Malagò: “Deciderò se candidarmi dopo aver incontrato tutte le componenti”

L'ex presidente del Coni a Milano ha incontrato i presidenti della Serie A

Malagò: “Deciderò se candidarmi dopo aver incontrato tutte le componenti”

C’era grande attesa per l’incontro tra Giovanni Malagò e i presidenti di Serie A. L’occasione è stata la riunione, convocata d’urgenza, andata in scena in giornata presso la sede di Via Rosellini a Milano. Malagò, arrivato attorno attorno alle 13.50 senza rilasciare dichiarazioni, si è fermato per circa due ore al quarto piano della sede della Lega Serie A, dove ha incontrato i presidenti e i dirigenti che settimana scorsa lo avevano candidato quasi all’unanimità (19 voti su 20, unica eccezione la Lazio con Lotito) come proprio candidato per le prossime elezioni federali.

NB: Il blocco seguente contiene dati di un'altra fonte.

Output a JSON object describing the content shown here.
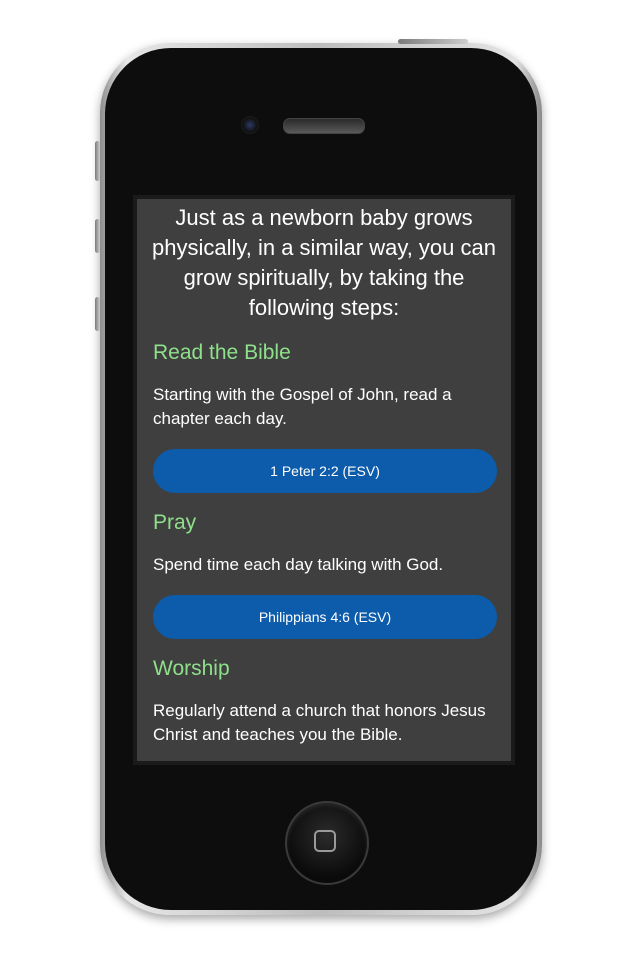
{
  "intro_text": "Just as a newborn baby grows physically, in a similar way, you can grow spiritually, by taking the following steps:",
  "sections": [
    {
      "title": "Read the Bible",
      "body": "Starting with the Gospel of John, read a chapter each day.",
      "verse_button": "1 Peter 2:2 (ESV)"
    },
    {
      "title": "Pray",
      "body": "Spend time each day talking with God.",
      "verse_button": "Philippians 4:6 (ESV)"
    },
    {
      "title": "Worship",
      "body": "Regularly attend a church that honors Jesus Christ and teaches you the Bible."
    }
  ],
  "colors": {
    "screen_bg": "#3f3f3f",
    "section_title": "#8ee08a",
    "button_bg": "#0d5cab",
    "text": "#ffffff"
  },
  "icons": {
    "home_button": "home-square-icon",
    "camera": "front-camera-icon",
    "speaker": "earpiece-speaker-icon"
  }
}
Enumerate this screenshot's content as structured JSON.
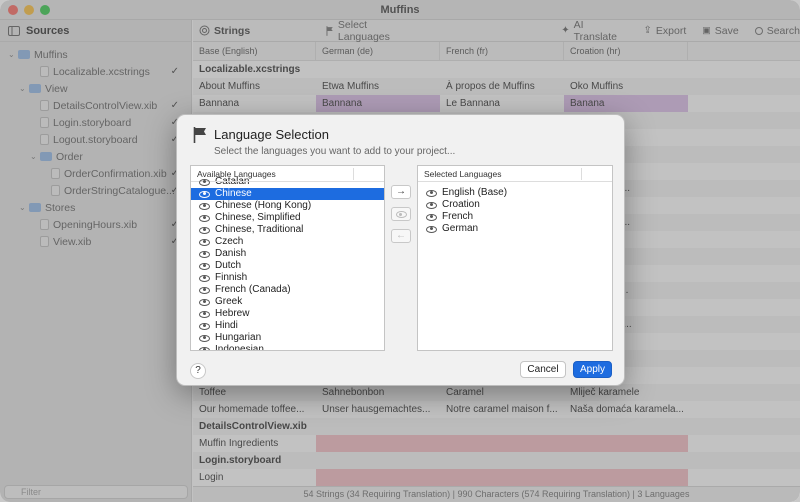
{
  "window": {
    "title": "Muffins"
  },
  "sidebar": {
    "title": "Sources",
    "filter_placeholder": "Filter",
    "tree": [
      {
        "label": "Muffins",
        "kind": "folder",
        "indent": 0,
        "chev": "v",
        "checked": false
      },
      {
        "label": "Localizable.xcstrings",
        "kind": "file",
        "indent": 2,
        "chev": "",
        "checked": true
      },
      {
        "label": "View",
        "kind": "folder",
        "indent": 1,
        "chev": "v",
        "checked": false
      },
      {
        "label": "DetailsControlView.xib",
        "kind": "file",
        "indent": 2,
        "chev": "",
        "checked": true
      },
      {
        "label": "Login.storyboard",
        "kind": "file",
        "indent": 2,
        "chev": "",
        "checked": true
      },
      {
        "label": "Logout.storyboard",
        "kind": "file",
        "indent": 2,
        "chev": "",
        "checked": true
      },
      {
        "label": "Order",
        "kind": "folder",
        "indent": 2,
        "chev": "v",
        "checked": false
      },
      {
        "label": "OrderConfirmation.xib",
        "kind": "file",
        "indent": 3,
        "chev": "",
        "checked": true
      },
      {
        "label": "OrderStringCatalogue...",
        "kind": "file",
        "indent": 3,
        "chev": "",
        "checked": true
      },
      {
        "label": "Stores",
        "kind": "folder",
        "indent": 1,
        "chev": "v",
        "checked": false
      },
      {
        "label": "OpeningHours.xib",
        "kind": "file",
        "indent": 2,
        "chev": "",
        "checked": true
      },
      {
        "label": "View.xib",
        "kind": "file",
        "indent": 2,
        "chev": "",
        "checked": true
      }
    ]
  },
  "toolbar": {
    "strings": "Strings",
    "select_languages": "Select Languages",
    "ai_translate": "AI Translate",
    "export": "Export",
    "save": "Save",
    "search": "Search"
  },
  "columns": [
    "Base (English)",
    "German (de)",
    "French (fr)",
    "Croation (hr)"
  ],
  "rows": [
    {
      "type": "group",
      "cells": [
        "Localizable.xcstrings",
        "",
        "",
        ""
      ]
    },
    {
      "type": "row",
      "cells": [
        "About Muffins",
        "Etwa Muffins",
        "À propos de Muffins",
        "Oko Muffins"
      ],
      "hl": [
        "",
        "",
        "",
        ""
      ]
    },
    {
      "type": "row",
      "cells": [
        "Bannana",
        "Bannana",
        "Le Bannana",
        "Banana"
      ],
      "hl": [
        "",
        "purple",
        "",
        "purple"
      ]
    },
    {
      "type": "row",
      "cells": [
        "",
        "",
        "",
        "ljeni muff..."
      ],
      "hl": [
        "",
        "",
        "",
        ""
      ]
    },
    {
      "type": "row",
      "cells": [
        "",
        "",
        "",
        ""
      ],
      "hl": [
        "",
        "",
        "",
        ""
      ]
    },
    {
      "type": "row",
      "cells": [
        "",
        "",
        "",
        "uffin s rum..."
      ],
      "hl": [
        "",
        "",
        "",
        ""
      ]
    },
    {
      "type": "row",
      "cells": [
        "",
        "",
        "",
        ""
      ],
      "hl": [
        "",
        "",
        "",
        ""
      ]
    },
    {
      "type": "row",
      "cells": [
        "",
        "",
        "",
        "olada s pun..."
      ],
      "hl": [
        "",
        "",
        "",
        ""
      ]
    },
    {
      "type": "row",
      "cells": [
        "",
        "",
        "",
        ""
      ],
      "hl": [
        "",
        "",
        "",
        ""
      ]
    },
    {
      "type": "row",
      "cells": [
        "",
        "",
        "",
        "limuna u de..."
      ],
      "hl": [
        "",
        "",
        "",
        ""
      ]
    },
    {
      "type": "row",
      "cells": [
        "",
        "",
        "",
        ""
      ],
      "hl": [
        "",
        "",
        "",
        ""
      ]
    },
    {
      "type": "row",
      "cells": [
        "",
        "",
        "",
        ""
      ],
      "hl": [
        "",
        "",
        "",
        ""
      ]
    },
    {
      "type": "row",
      "cells": [
        "",
        "",
        "",
        ""
      ],
      "hl": [
        "",
        "",
        "",
        ""
      ]
    },
    {
      "type": "row",
      "cells": [
        "",
        "",
        "",
        "berry punje..."
      ],
      "hl": [
        "",
        "",
        "",
        ""
      ]
    },
    {
      "type": "row",
      "cells": [
        "",
        "",
        "",
        "mela"
      ],
      "hl": [
        "",
        "",
        "",
        ""
      ]
    },
    {
      "type": "row",
      "cells": [
        "",
        "",
        "",
        "amela, solje..."
      ],
      "hl": [
        "",
        "",
        "",
        ""
      ]
    },
    {
      "type": "row",
      "cells": [
        "",
        "",
        "",
        ""
      ],
      "hl": [
        "",
        "",
        "",
        ""
      ]
    },
    {
      "type": "row",
      "cells": [
        "",
        "",
        "",
        ""
      ],
      "hl": [
        "",
        "",
        "",
        ""
      ]
    },
    {
      "type": "row",
      "cells": [
        "",
        "",
        "",
        ""
      ],
      "hl": [
        "",
        "",
        "",
        ""
      ]
    },
    {
      "type": "row",
      "cells": [
        "Toffee",
        "Sahnebonbon",
        "Caramel",
        "Mliječ karamele"
      ],
      "hl": [
        "",
        "",
        "",
        ""
      ]
    },
    {
      "type": "row",
      "cells": [
        "Our homemade toffee...",
        "Unser hausgemachtes...",
        "Notre caramel maison f...",
        "Naša domaća karamela..."
      ],
      "hl": [
        "",
        "",
        "",
        ""
      ]
    },
    {
      "type": "group",
      "cells": [
        "DetailsControlView.xib",
        "",
        "",
        ""
      ]
    },
    {
      "type": "row",
      "cells": [
        "Muffin Ingredients",
        "",
        "",
        ""
      ],
      "hl": [
        "",
        "red",
        "red",
        "red"
      ]
    },
    {
      "type": "group",
      "cells": [
        "Login.storyboard",
        "",
        "",
        ""
      ]
    },
    {
      "type": "row",
      "cells": [
        "Login",
        "",
        "",
        ""
      ],
      "hl": [
        "",
        "red",
        "red",
        "red"
      ]
    }
  ],
  "status": "54 Strings (34 Requiring Translation) | 990 Characters (574 Requiring Translation) | 3 Languages",
  "dialog": {
    "title": "Language Selection",
    "subtitle": "Select the languages you want to add to your project...",
    "available_header": "Available Languages",
    "selected_header": "Selected Languages",
    "available": [
      "Catalan",
      "Chinese",
      "Chinese (Hong Kong)",
      "Chinese, Simplified",
      "Chinese, Traditional",
      "Czech",
      "Danish",
      "Dutch",
      "Finnish",
      "French (Canada)",
      "Greek",
      "Hebrew",
      "Hindi",
      "Hungarian",
      "Indonesian"
    ],
    "available_selected_index": 1,
    "selected": [
      "English (Base)",
      "Croation",
      "French",
      "German"
    ],
    "add_glyph": "→",
    "remove_glyph": "←",
    "help": "?",
    "cancel": "Cancel",
    "apply": "Apply",
    "accent": "#1d6ce0"
  }
}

Al termine, Malagò ha rilasciato alcune dichiarazioni in conferenza: “Doveroso iniziare con chi mi aveva dato fiducia, farò anche incontri con le altre componenti – ha spiegato l’ex presidente del Coni -. Ho rivisto tanti amici, il presidente Simonelli mi aveva consegnato un documento con i punti di primari interessi per la Lega: il programma si deve intersecare con gli altri incontri che farò. Posso sembrare di parte, conosco bene l’ambiente: sono state due ore straordinarie, hanno parlato tutti rinsaldando la fiducia che mi fa ‘ragionare’. Deciderò sulla candidatura dopo aver sentito le componenti. Non sono preoccupato per il risultato elettorale, le competizioni sono così. Rifletto per poter dare un apporto diverso, magari vincente: dobbiamo migliorare la parte sportiva dopo la nuova eliminazione dell’Italia, e la stessa squadra che si occupa di mettere in campo quella tecnica. Qualcosa da questo punto di vista ne so, parla la mia carriera. Grazie alla Lega per come sono stato accolto. Il calcio, a partire dalla A, deve mettere da parte i personalismi anche per essere considerato diversamente a livello istituzionale. Richieste dei club? Ognuno aveva le sue idee, il sistema deve essere innanzitutto sostenibile. Abbiamo parlato di modelli di riferimento, dinamiche. Avrò chi non mi ama, ma se c’è uno che passa per avere buone relazioni sono io: la parola compromesso va sostituita con credibilità. C’è una parte sportiva e una finanziaria: se la Lega di A, che è il motore economico, è nelle condizioni di essere felice hai il modo anche per rendere più contente le altre componenti. Allegri ct? Non so neanche se mi candido…Non scioglierò le riserve nemmeno dopo gli incontri, raccoglierò le idee, vedrò Abete. Poi serve un programma: sono una persona molto concreta, ho ricevuto da Simonelli un appunto di 29 temi. In due anni di legislatura sportiva dobbiamo essere realisti e procedere per priorità. Giocatori italiani? Ne ho parlato ma se dico mezza parola in più qualcuno può vederla diversamente. È un argomento cruciale su cui trovare un punto di caduta. Abodi? Incontrerò anche lui, certo. Di Abete non posso che parlare bene, poi abbiamo percorsi sportivi diversi. Una priorità? Non arroccarci sulle proprie posizioni, fare un passo indietro per un futuro migliore”.

Il presidente della Lega Simonelli ha aggiunto: “Oggi abbiamo avuto il piacere di avere con noi Malagò in una riunione molto pacata. Giovanni ha grandi abilità diplomatiche e facendogli l’in bocca al lupo a nome della A, oserei dire del calcio italiano, gli darei subito la parola. La convergenza dei club su di lui non è più di 19 ma 19 e mezzo, 19 e trequarti”.